Every relationship inevitably goes from passionate love to dullness, from the sweetness and romance in the passionate love period to the conflicts and quarrels in the dull period. The more intense it starts, the more heartless it is when you leave. That kind of psychological gap is unacceptable to many people. So how do you warm up your relationship during a dull period? Let you not be afraid when your relationship encounters a dull period.
1. What are the symptoms of entering the dull period?
After entering the dull period, problems that were not discovered during the love period will be discovered and magnified.
First of all, you need to understand that it is normal for couples to enter a dull period, because no couple is in a passionate period of love all the time, and everyone's passion has a time limit. Therefore, we must face this problem with a correct attitude.
Secondly, each of us is an independent individual. No one in this world is exactly the same. Everyone has different habits, hobbies, experiences, and education, which results in different personalities. , also produced differences.
When these differences are magnified, the contradiction between two people will become bigger and bigger.
At this time, you want to try to transform the other person, or even turn her into the look of your dream lover. Your expectations may be expressed implicitly or explicitly.
For example:
Your partner is always procrastinating and has poor execution ability, and you don’t like it, so you feel that this behavior is not good, and you want to change him and let her Become a person who does not procrastinate in doing things, but you are too embarrassed to speak out, so you just get angry and express your dissatisfaction.
None of you are willing to accommodate each other and tolerate each other. Faced with your partner's various behaviors, you will feel disappointed and stressed. Both of you are demanding too much from each other emotionally, which can make an already fragile relationship teeter on the edge. Many people are not aware of this problem and always want the other person to accommodate them, but the person who accommodates them is also very aggrieved. After a long time, no one can support it. If you also encounter such a problem between you, you need to Readjust your mentality and don't let it go.
2. How to safely survive the flat period of relationships
Day after day of quarrels and conflicts, the distance between two people becomes farther and farther. Some people will be too lazy to deal with the situation during their tenure, and small problems will gradually turn into big problems, and eventually the two people will separate amidst complaints and accusations; others will work hard to improve the relationship and try to save the relationship through some communication skills.
1. Express your heart appropriately
You should take the initiative to express your thoughts and don’t always think Let the other person guess all the time.
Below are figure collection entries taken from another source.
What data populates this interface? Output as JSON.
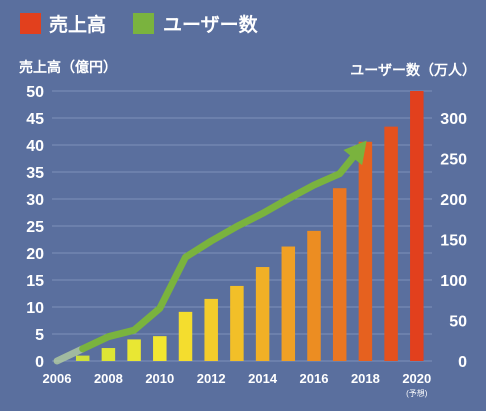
{
  "chart_data": {
    "type": "bar+line",
    "legend": {
      "placement": "top-left",
      "items": [
        {
          "label": "売上高",
          "color": "#e2401d"
        },
        {
          "label": "ユーザー数",
          "color": "#7ab33e"
        }
      ]
    },
    "y_left": {
      "label": "売上高（億円）",
      "min": 0,
      "max": 50,
      "ticks": [
        0,
        5,
        10,
        15,
        20,
        25,
        30,
        35,
        40,
        45,
        50
      ]
    },
    "y_right": {
      "label": "ユーザー数（万人）",
      "min": 0,
      "max": 333,
      "ticks": [
        0,
        50,
        100,
        150,
        200,
        250,
        300
      ]
    },
    "x_axis": {
      "ticks": [
        "2006",
        "2008",
        "2010",
        "2012",
        "2014",
        "2016",
        "2018",
        "2020"
      ],
      "note": "(予想)"
    },
    "grid": true,
    "categories": [
      "2006",
      "2007",
      "2008",
      "2009",
      "2010",
      "2011",
      "2012",
      "2013",
      "2014",
      "2015",
      "2016",
      "2017",
      "2018",
      "2019",
      "2020"
    ],
    "series": [
      {
        "name": "売上高",
        "axis": "left",
        "kind": "bar",
        "values": [
          0,
          1,
          2.4,
          4,
          4.6,
          9.1,
          11.5,
          13.9,
          17.4,
          21.2,
          24.1,
          32,
          40.6,
          43.4,
          50
        ],
        "colors": [
          "#d8e23c",
          "#cfe03a",
          "#dde535",
          "#e9e733",
          "#f2e631",
          "#f4dd2e",
          "#f3cc2b",
          "#f2bf28",
          "#f1b026",
          "#f0a024",
          "#ec8d22",
          "#e97621",
          "#e6611f",
          "#e4511e",
          "#e2401d"
        ]
      },
      {
        "name": "ユーザー数",
        "axis": "right",
        "kind": "line",
        "x": [
          2006,
          2007,
          2008,
          2009,
          2010,
          2011,
          2012,
          2013,
          2014,
          2015,
          2016,
          2017,
          2018
        ],
        "values": [
          0,
          15,
          30,
          38,
          65,
          128,
          148,
          166,
          182,
          200,
          217,
          231,
          270
        ],
        "color": "#7ab33e"
      }
    ]
  }
}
If you are dissatisfied or want the other person to change something, you can take the initiative to say it instead of letting the other person guess all the time. This kind of life will not only make your life very tiring, but also give the other person a huge benefit. pressure.
You have to take the initiative to give the other person the love they want, not the way you think they want. All giving must be based on respecting the other person and understanding the other person's needs. Only when you understand the other person's inner needs can you understand what kind of love the other person wants, and you can also understand how to express your love.
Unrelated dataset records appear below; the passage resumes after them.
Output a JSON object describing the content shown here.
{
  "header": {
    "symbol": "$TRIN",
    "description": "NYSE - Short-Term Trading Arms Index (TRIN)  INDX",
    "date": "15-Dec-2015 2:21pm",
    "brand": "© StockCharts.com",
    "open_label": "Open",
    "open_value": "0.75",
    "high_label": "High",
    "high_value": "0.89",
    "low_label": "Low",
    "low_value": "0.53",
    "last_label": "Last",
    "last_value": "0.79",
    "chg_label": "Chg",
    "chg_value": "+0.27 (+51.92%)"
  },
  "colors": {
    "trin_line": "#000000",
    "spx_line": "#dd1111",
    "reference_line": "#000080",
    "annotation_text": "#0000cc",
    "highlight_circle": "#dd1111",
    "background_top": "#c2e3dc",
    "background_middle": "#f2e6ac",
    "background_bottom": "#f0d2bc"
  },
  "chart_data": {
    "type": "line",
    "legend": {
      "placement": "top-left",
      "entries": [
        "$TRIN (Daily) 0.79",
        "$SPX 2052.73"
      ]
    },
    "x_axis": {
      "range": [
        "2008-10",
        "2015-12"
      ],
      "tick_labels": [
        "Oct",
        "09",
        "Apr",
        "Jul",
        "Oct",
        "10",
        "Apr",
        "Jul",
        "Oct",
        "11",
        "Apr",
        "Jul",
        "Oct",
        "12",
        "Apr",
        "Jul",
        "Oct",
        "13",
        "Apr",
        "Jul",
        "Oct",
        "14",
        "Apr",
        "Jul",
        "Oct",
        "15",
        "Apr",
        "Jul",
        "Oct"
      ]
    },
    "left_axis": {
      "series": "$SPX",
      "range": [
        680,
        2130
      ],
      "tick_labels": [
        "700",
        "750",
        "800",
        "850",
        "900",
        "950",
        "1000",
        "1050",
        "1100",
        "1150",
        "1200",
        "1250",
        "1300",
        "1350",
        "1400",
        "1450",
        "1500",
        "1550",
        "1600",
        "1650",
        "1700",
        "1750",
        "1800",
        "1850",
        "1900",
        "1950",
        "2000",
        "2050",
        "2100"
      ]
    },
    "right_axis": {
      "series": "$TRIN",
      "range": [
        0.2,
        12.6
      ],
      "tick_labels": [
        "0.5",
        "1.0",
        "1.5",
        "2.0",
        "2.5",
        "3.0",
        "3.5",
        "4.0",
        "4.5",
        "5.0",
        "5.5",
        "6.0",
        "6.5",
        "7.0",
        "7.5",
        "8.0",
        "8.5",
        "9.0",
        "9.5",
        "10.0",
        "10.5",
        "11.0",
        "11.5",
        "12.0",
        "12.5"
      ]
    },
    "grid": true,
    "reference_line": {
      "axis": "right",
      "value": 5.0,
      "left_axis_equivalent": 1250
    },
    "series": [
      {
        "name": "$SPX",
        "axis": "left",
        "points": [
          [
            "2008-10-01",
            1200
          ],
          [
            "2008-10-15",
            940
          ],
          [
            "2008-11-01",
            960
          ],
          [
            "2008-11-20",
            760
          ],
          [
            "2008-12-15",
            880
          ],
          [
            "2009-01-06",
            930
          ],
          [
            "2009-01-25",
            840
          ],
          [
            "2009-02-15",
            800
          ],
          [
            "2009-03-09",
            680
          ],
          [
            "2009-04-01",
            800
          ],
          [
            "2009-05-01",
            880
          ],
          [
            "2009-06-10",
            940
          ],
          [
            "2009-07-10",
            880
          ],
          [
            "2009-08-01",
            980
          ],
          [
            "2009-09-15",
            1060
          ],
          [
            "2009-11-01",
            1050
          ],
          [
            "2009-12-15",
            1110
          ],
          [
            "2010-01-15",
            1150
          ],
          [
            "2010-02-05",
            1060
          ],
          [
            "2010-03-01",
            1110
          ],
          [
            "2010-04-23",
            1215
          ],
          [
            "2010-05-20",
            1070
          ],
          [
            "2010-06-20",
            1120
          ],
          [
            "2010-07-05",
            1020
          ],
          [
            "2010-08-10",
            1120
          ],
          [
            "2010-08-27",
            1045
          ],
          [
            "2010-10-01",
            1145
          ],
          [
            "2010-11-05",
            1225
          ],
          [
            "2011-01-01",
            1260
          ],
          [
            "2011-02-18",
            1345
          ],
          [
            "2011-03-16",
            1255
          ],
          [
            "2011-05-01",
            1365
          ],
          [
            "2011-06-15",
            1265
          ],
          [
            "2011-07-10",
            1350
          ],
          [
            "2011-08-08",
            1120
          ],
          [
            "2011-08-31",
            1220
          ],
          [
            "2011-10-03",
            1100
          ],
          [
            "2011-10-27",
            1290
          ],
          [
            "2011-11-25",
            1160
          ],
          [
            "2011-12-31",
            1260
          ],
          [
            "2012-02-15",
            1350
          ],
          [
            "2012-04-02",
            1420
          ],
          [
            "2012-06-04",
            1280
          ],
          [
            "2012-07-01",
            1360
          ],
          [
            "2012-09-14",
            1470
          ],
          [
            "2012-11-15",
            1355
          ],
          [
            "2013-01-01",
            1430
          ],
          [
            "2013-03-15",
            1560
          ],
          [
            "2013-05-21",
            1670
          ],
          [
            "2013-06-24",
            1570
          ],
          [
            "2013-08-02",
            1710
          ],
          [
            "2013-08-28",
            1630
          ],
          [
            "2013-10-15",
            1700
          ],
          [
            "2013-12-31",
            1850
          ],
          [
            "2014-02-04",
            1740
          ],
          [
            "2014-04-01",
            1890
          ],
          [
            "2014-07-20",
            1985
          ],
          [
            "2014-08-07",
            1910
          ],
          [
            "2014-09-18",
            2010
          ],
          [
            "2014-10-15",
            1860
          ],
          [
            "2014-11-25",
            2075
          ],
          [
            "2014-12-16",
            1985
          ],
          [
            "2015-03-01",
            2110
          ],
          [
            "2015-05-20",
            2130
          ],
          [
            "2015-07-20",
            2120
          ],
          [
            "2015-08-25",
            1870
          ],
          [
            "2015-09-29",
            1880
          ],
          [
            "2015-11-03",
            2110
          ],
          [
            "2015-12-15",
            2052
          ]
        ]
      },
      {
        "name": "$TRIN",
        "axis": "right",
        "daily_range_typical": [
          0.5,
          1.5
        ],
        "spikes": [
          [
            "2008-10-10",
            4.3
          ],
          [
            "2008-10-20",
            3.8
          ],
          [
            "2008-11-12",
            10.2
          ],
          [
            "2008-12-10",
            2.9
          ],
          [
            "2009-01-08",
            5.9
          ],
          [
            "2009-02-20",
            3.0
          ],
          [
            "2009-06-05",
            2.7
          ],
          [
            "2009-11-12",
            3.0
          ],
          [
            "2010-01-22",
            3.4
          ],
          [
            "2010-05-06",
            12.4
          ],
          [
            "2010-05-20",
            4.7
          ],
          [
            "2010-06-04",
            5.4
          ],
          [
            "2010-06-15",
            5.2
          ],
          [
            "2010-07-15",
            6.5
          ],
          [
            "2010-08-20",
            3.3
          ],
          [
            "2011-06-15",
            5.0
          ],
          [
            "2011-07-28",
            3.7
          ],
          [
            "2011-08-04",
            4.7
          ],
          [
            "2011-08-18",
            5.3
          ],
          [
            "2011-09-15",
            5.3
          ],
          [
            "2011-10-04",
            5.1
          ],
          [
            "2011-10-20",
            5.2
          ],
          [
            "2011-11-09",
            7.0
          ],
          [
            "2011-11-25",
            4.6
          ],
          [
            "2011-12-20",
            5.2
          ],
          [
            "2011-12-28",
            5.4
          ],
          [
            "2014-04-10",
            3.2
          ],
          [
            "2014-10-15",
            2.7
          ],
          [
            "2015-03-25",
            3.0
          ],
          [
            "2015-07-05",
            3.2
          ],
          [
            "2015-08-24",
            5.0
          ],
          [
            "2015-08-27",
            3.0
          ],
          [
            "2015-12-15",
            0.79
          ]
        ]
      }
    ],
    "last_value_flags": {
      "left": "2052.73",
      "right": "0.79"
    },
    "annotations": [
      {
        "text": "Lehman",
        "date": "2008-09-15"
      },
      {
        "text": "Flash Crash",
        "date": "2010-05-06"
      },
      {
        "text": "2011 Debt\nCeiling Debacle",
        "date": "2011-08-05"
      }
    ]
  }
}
Maintain good communication, express your inner feelings accurately, and discuss the problems between you openly and honestly. As you communicate, reflect, and change, you will slowly discover changes in the other person, and the relationship between you will also change.
2. You don’t have to change the other person
Whoever suffers will change. Don’t always want others to change to adapt. Own.
If you want the other person to change, it is better to change yourself first, and then influence the other person through your own actions to achieve the purpose of changing her all at once.
Everyone’s family, education, experience, etc. have shaped different people, so everyone’s personality, temper, and habits are different. It is difficult to change a personality formed over decades. This does not happen overnight. can be changed easily. So don't try to change the other person, and don't have too much hope for a person. The greater the expectation, the greater the disappointment.
3. Convince yourself appropriately
In order to protect your intimate relationship, you can beautify the relationship appropriately. Make your relationship more harmonious.
When the other party does something that cannot meet your expectations, instead of blaming the other party, try to understand the other party first, why she did such a behavior, and whether the other party did it unintentionally; although She has shortcomings, but compared to her advantages, these are negligible.
Of course, in such a situation, you have to set a standard for yourself, what cannot be compromised, and what can be forgiven. Once you find that you have hit the bottom line, you must learn to stop losses in time.
A long-term and healthy intimate relationship is not about one party being patient all the time, nor about one party being unscrupulous, but about two people understanding each other, compromising each other, and facing problems not with suspicion and suspicion, but with trust and communication. I hope you can also find a partner with whom you can walk the flowery road together.